Le groupe Béninos Afafa l’a magnifiquement chanté : « Les gagnants ne sont pas ceux qui n’ont jamais tombé, mais ceux qui se sont relevés. » Écoutez bien ces paroles. Elles résonnent comme un tambour dans la nuit. La société aujourd’hui aime trop montrer seulement les victoires, les sourires, les succès. Elle cache les chutes. Alors les jeunes croient que gagner, c’est ne jamais tomber. C’est une illusion dangereuse. Cela crée une peur immense de l’échec, une honte qui paralyse. Mais la vraie vie, celle qui est vivante, est faire de chutes et de redressements. Le champion de lutte, avant de tenir l’arène, a été jeté au sol des centaines de fois. C’est dans la poussière de ce sol qu’il a appris chaque mouvement, chaque esquive. Sa force n’est pas dans l’invulnérabilité, mais dans la capacité infinie à se remettre debout.
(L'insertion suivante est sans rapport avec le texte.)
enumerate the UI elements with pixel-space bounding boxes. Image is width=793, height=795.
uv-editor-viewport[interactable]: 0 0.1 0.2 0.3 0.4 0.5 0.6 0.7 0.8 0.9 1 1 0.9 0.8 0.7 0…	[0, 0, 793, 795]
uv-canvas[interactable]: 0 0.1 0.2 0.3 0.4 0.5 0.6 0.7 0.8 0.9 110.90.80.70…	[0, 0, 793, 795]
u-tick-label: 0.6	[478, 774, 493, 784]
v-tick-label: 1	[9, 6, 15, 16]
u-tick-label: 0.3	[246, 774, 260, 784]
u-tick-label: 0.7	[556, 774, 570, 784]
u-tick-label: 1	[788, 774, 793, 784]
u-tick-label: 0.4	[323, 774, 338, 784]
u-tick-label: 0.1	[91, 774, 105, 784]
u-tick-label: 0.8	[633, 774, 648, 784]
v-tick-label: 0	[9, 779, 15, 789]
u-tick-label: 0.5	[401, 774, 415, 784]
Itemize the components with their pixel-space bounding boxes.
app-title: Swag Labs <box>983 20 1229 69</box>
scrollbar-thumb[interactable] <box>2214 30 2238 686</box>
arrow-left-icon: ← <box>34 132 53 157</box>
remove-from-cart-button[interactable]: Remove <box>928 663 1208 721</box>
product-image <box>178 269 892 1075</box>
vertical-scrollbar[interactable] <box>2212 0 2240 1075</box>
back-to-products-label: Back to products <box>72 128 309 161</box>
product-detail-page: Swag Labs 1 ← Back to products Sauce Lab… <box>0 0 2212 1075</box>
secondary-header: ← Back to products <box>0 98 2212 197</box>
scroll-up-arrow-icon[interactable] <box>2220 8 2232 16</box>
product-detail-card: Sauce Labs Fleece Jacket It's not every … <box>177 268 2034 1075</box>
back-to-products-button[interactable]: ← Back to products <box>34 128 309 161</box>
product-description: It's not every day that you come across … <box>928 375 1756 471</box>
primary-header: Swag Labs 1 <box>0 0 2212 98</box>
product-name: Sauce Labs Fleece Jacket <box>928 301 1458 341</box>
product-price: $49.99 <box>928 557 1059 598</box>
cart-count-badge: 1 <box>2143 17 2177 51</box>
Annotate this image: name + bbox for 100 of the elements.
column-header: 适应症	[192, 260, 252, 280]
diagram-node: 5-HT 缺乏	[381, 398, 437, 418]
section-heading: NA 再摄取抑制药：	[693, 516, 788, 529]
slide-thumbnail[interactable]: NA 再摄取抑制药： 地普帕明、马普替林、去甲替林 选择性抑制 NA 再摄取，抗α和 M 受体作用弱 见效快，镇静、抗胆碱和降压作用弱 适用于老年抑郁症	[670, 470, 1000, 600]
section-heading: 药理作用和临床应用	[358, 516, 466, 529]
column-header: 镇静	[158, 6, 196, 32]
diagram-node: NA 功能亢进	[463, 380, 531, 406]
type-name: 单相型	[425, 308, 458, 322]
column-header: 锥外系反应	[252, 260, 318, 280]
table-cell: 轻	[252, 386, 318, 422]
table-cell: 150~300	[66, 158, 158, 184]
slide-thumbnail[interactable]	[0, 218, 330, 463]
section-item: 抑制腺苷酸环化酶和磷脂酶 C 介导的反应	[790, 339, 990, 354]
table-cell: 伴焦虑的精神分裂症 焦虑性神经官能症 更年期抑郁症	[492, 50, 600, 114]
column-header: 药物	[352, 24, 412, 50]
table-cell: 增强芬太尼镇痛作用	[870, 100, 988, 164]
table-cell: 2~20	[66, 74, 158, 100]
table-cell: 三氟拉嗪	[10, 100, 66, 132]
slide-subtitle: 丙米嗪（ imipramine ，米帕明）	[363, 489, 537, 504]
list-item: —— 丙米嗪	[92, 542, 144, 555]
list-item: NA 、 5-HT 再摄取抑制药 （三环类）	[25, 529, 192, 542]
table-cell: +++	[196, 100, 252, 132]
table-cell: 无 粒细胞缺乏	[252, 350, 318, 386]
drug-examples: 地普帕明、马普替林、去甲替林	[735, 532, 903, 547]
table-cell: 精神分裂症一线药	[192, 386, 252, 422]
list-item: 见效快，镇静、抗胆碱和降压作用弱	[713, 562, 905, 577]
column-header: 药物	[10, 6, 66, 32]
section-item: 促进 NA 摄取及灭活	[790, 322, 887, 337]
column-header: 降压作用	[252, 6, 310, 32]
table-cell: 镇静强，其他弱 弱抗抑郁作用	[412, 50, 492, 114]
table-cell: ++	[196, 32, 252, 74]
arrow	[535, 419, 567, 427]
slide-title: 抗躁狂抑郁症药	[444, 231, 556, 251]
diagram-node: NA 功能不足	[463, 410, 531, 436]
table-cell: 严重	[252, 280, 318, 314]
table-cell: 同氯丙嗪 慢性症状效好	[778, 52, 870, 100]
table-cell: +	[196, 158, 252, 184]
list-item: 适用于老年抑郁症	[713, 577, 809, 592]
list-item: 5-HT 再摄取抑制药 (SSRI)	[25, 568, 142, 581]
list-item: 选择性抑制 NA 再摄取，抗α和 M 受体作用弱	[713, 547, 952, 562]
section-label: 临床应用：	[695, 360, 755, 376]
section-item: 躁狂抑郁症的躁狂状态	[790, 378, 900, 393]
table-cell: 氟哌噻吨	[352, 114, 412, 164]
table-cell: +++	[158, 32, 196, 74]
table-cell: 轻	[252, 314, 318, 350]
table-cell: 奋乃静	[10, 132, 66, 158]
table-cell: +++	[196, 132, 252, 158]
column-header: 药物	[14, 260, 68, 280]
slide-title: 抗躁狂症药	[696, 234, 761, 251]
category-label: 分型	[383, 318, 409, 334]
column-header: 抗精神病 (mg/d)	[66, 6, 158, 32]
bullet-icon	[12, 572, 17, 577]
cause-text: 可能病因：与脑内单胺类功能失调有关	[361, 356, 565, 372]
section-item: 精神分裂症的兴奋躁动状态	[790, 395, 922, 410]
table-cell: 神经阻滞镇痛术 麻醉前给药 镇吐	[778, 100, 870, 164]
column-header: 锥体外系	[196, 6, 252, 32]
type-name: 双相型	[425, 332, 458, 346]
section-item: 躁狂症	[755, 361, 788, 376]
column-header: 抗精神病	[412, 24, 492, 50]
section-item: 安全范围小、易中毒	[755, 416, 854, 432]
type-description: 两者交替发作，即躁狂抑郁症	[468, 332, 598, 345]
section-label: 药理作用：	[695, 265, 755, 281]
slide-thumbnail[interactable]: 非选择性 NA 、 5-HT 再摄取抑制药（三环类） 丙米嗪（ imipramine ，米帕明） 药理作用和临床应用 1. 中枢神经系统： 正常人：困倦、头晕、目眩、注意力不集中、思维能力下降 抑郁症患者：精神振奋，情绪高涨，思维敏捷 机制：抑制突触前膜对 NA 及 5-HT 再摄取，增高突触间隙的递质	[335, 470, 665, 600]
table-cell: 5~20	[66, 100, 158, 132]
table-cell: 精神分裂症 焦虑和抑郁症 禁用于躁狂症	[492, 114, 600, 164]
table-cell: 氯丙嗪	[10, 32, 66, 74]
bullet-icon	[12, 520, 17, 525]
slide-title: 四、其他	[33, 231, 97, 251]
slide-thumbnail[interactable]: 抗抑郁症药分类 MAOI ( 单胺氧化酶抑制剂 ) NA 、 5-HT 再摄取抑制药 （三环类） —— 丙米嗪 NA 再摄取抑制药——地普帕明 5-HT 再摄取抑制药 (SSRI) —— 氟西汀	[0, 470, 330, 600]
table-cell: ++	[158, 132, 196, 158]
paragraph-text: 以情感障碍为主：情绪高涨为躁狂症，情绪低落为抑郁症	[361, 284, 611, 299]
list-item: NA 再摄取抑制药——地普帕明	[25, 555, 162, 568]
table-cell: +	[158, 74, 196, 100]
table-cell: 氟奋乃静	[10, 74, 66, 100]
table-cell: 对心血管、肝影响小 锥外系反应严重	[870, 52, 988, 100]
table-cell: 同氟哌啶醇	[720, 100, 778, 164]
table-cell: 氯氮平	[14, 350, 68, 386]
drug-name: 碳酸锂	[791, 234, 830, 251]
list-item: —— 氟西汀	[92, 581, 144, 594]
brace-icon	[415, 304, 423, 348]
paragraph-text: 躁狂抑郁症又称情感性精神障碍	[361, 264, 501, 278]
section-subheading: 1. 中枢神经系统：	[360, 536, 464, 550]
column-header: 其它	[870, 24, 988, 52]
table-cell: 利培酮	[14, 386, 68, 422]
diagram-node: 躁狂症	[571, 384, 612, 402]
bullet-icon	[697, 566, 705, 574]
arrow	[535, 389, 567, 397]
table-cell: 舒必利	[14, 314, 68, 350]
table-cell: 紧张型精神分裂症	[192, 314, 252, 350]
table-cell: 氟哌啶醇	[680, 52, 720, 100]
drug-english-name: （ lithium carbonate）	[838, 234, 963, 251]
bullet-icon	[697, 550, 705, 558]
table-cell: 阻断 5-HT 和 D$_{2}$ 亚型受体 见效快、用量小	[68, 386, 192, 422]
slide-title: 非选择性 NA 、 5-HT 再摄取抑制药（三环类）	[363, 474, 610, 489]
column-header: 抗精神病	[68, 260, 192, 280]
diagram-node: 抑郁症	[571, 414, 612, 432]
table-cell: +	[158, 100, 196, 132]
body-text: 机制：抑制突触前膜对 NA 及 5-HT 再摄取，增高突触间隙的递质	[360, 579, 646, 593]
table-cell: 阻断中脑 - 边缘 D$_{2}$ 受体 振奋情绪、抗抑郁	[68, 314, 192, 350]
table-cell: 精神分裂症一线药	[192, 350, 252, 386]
Alors, que faut-il faire concrètement ? Je vous propose une voie simple, en trois pas. Le premier pas est le courage de regarder. Lorsque cela ne marche pas, arrêtez-vous un instant. Ne fuyez pas dans le bruit ou la colère. Regardez la situation en face, calmement. Le deuxième pas est l’humilité de questionner. Demandez-vous, sans vous mentir : « Quelle est ma part dans cet échec ? Qu’est ce qui dépendait de moi et que je n’ai pas bien fait ? » Ce n’est pas pour vous flageller, c’est pour apprendre. Le troisième pas est la volonté de transformer. Prenez cette leçon précise et décidez de l’appliquer la prochaine fois. Changez une méthode, préparez-vous davantage, écoutez plus. Ainsi, l’échec devient un capital. Une référence dans votre mémoire, comme le paysan se souvient de la mauvaise saison.
Je termine en revenant à la terre. La graine, pour germer, doit se laisser décomposer dans l’obscurité humide du sol. Elle « échoue » en tant que graine. Elle se brise. De cette rupture jaillit la vie nouvelle, la tige qui cherche le soleil. Nous sommes comme cette graine. Nos échecs sont ces moments de décomposition apparente, de rupture, nécessaires pour que quelque chose de nouveau, de plus fort, émerge en nous. N’ayez donc pas peur de tomber. N’ayez pas honte des saisons difficiles. Cultivez en vous cette sagesse tranquille à savoir, chaque échec bien accueilli est un sillon creusé dans le champ de votre avenir. Et un sillon, c’est fait pour y déposer les semences de la réussite à venir. La vie n’est pas une ligne droite. C’est un chemin qui monte et qui descend. Et c’est dans les descentes que l’on prend l’élan pour gravir les sommets suivants. Portez cela dans votre cœur et avancez. La terre, notre mère à tous, vous soutient.